Inspur is one of, if not the, biggest AI and deep learning server vendors in the world. At Inspur Partner Forum 2019, the company had over 51% deep learning and AI server market share in China. Earlier this year we had our Interview with Liu Jun, AVP and GM of AI and HPC for Inspur. He graciously agreed to join STH again for our Deep Learning and AI Q3 2019 Interview Series. This is a great perspective as he leads AI systems at the company leading the Chinese market. From IPF 2019, I can say that AI is a major focus of Inspur and its customers ranging from as Baidu, Tencent, and Alibaba to smaller organizations work on edge applications.
Inspur Focus on Deep Learning and AI Q3 2019
In this series, we sent major server vendors several questions and gave them carte blanche to interpret and answer them as they saw fit. Our goal is simple, provide our readers with unique perspectives from the industry. Each person in this series is shaped by their background, company, customer interactions, and unique experiences. The value of the series is both in the individual answers, but also what they all say about how the industry views its future.
Who are the hot companies for training applications that you are seeing in the market? What challenges are they facing to take over NVIDIA’s dominance in the space?
The so-called Super 7 Internet companies, including Google, have either launched or are developing AI processors such as TPUs. They will be the most promising players in the training market, since they are themselves superusers and super developers of AI. Besides them, there are also a number of emerging AI chip companies. NVIDIA’s leading position in the AI market is not only due to the powerful performance of its GPU, but also the overall maturity of the GPU-based software ecosystem, which is a huge challenge faced by new chip manufacturers.

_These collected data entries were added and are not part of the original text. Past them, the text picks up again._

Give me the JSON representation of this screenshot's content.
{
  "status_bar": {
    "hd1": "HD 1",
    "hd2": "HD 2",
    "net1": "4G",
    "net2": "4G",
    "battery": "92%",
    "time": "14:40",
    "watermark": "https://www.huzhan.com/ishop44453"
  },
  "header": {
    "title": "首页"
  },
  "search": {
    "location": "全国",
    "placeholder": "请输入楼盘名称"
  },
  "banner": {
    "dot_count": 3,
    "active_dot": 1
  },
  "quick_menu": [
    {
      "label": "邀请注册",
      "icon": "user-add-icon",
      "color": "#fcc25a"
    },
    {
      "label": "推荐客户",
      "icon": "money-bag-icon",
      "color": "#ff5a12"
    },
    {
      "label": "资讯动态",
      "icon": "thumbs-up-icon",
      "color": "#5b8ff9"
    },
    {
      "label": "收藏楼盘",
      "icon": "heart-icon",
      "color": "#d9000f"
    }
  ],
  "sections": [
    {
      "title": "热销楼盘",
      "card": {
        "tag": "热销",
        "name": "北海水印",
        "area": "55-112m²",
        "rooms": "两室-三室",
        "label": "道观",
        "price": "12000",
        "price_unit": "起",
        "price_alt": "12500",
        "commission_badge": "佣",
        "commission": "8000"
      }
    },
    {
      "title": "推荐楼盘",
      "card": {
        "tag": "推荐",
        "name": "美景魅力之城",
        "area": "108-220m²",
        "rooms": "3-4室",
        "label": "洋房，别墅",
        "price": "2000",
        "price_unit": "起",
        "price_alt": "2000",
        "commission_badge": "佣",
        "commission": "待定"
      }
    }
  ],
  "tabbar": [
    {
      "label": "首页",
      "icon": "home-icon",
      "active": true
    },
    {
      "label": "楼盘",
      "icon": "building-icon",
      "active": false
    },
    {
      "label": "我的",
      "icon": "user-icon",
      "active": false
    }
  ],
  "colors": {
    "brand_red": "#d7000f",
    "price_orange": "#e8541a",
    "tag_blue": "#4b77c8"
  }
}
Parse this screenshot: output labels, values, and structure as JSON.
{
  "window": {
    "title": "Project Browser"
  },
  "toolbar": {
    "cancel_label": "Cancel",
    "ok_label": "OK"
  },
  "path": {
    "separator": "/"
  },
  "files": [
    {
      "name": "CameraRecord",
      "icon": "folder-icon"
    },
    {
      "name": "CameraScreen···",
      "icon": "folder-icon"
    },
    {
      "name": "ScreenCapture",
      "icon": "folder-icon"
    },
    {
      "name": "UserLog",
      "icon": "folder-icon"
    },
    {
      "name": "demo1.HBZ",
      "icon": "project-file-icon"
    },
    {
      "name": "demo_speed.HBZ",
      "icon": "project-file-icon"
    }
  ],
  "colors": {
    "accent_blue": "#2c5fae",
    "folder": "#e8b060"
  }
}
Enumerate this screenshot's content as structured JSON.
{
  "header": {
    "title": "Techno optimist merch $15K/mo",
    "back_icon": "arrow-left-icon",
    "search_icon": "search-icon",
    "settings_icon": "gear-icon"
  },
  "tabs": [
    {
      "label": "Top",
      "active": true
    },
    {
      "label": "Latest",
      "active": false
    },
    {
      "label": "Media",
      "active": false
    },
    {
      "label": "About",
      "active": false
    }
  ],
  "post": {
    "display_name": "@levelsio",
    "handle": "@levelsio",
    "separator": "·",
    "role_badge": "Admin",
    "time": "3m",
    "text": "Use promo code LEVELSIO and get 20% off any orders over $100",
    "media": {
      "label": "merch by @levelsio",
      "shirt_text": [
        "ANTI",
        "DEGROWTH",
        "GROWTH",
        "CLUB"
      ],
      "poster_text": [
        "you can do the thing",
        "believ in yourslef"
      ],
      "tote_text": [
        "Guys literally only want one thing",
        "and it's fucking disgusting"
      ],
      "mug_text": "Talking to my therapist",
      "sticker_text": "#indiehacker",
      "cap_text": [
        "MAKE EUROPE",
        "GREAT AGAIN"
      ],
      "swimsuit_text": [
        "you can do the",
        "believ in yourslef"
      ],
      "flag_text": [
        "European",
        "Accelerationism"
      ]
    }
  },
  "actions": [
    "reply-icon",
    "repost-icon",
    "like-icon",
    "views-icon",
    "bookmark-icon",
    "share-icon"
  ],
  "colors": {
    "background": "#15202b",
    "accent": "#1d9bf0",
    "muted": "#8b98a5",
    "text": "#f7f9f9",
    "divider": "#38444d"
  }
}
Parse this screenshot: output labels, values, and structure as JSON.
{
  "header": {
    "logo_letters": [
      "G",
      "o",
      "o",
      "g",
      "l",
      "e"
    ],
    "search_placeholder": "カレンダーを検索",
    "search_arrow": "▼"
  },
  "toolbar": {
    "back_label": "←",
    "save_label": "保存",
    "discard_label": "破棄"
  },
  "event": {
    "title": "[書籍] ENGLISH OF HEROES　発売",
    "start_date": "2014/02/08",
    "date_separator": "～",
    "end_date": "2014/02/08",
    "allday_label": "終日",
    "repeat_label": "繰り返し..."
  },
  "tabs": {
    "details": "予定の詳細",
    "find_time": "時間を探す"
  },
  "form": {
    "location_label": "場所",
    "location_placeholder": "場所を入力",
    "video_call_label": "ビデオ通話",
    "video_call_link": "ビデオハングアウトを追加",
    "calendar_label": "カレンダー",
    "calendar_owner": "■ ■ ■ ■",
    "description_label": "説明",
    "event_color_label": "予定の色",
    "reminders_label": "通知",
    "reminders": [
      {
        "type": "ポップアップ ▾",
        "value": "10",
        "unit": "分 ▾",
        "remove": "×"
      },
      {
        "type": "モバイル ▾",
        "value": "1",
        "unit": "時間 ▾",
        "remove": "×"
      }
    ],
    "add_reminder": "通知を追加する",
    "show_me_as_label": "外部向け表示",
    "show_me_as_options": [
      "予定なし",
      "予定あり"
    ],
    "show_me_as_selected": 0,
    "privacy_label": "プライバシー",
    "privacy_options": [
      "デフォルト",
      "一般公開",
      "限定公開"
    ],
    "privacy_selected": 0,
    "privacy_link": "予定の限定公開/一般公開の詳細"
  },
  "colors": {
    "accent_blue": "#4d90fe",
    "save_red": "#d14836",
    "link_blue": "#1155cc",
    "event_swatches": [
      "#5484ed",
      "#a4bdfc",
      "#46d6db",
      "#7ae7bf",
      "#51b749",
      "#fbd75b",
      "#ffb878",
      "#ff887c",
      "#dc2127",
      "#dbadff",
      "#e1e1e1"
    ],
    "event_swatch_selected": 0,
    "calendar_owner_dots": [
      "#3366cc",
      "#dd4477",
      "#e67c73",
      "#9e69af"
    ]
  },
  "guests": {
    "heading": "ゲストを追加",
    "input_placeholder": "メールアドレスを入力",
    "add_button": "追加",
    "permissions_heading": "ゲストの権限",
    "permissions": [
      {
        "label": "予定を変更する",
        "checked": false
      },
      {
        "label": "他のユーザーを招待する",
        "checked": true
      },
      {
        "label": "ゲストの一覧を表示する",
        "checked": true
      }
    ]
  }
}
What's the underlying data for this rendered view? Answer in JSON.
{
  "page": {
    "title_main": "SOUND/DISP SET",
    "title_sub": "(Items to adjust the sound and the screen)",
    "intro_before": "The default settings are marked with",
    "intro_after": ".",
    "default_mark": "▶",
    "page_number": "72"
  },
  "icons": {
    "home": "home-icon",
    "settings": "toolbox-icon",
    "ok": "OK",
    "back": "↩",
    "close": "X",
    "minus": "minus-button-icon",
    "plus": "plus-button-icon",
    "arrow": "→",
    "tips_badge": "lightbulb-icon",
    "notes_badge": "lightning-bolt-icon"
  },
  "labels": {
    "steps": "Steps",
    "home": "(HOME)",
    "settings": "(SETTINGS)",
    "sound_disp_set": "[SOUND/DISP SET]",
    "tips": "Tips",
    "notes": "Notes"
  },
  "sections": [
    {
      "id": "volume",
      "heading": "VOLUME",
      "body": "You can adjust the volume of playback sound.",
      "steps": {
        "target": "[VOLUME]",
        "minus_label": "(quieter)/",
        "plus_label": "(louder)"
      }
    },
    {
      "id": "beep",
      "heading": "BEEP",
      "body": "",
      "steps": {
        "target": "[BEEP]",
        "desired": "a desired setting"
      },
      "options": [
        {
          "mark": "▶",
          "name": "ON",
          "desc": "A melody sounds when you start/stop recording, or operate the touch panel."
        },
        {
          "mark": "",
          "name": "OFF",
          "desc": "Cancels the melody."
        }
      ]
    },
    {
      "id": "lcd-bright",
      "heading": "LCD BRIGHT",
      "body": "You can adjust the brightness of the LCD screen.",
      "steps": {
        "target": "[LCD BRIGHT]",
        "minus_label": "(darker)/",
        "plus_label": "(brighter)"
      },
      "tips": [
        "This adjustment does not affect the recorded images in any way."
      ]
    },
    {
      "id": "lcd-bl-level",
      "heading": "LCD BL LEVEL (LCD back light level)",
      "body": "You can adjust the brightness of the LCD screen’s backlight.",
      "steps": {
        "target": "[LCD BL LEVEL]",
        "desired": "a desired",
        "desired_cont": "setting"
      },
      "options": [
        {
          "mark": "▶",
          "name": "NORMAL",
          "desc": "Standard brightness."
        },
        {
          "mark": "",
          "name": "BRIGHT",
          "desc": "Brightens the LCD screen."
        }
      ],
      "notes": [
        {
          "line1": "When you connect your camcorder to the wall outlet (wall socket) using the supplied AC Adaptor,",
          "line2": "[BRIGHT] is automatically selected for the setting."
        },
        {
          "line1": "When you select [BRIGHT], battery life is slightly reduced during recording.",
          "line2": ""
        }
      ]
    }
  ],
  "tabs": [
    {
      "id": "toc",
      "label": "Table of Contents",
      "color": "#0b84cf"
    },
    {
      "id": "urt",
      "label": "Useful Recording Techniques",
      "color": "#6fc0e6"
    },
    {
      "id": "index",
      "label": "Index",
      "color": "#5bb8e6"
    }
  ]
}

How are form factors going to change for training clusters? Are you looking at OCP’s OAM form factor for future designs or something different?
At present, there are various form factors of training clusters, such as PCIE cards and separate heterogeneous acceleration modules. The PCIE card form factor can support up to 16 GPUs. As for the node form factor, racks are in the mainstream. Heterogeneous acceleration modules external to the server enable greater vertical scalability as well as pooling and sharing of heterogeneous acceleration resources. This solution is more powerful and flexible, and is mainly used for large-scale and ultra-large-scale training scenarios.
The OAM specification was developed by the OAI team in the OCP community. Two versions of OAM have been updated to date. The latest version is V 0.90, which is based on the AI deployment practices of companies such as Baidu and Facebook.
As a member of the OAI team, Inspur is actively participating in the development of the OAM standard, which primarily aims to solve the standardization problem of acceleration modules. Current heterogeneous acceleration schemes are very complicated, and it often takes 6-12 months to design one. The OAM standard simplifies this task, effectively reducing the time to market and cost of innovative heterogeneous technologies.
What kind of storage back-ends are you seeing as popular for your deep learning training customers? What are some of the lessons learned from your customers that STH readers can take advantage of?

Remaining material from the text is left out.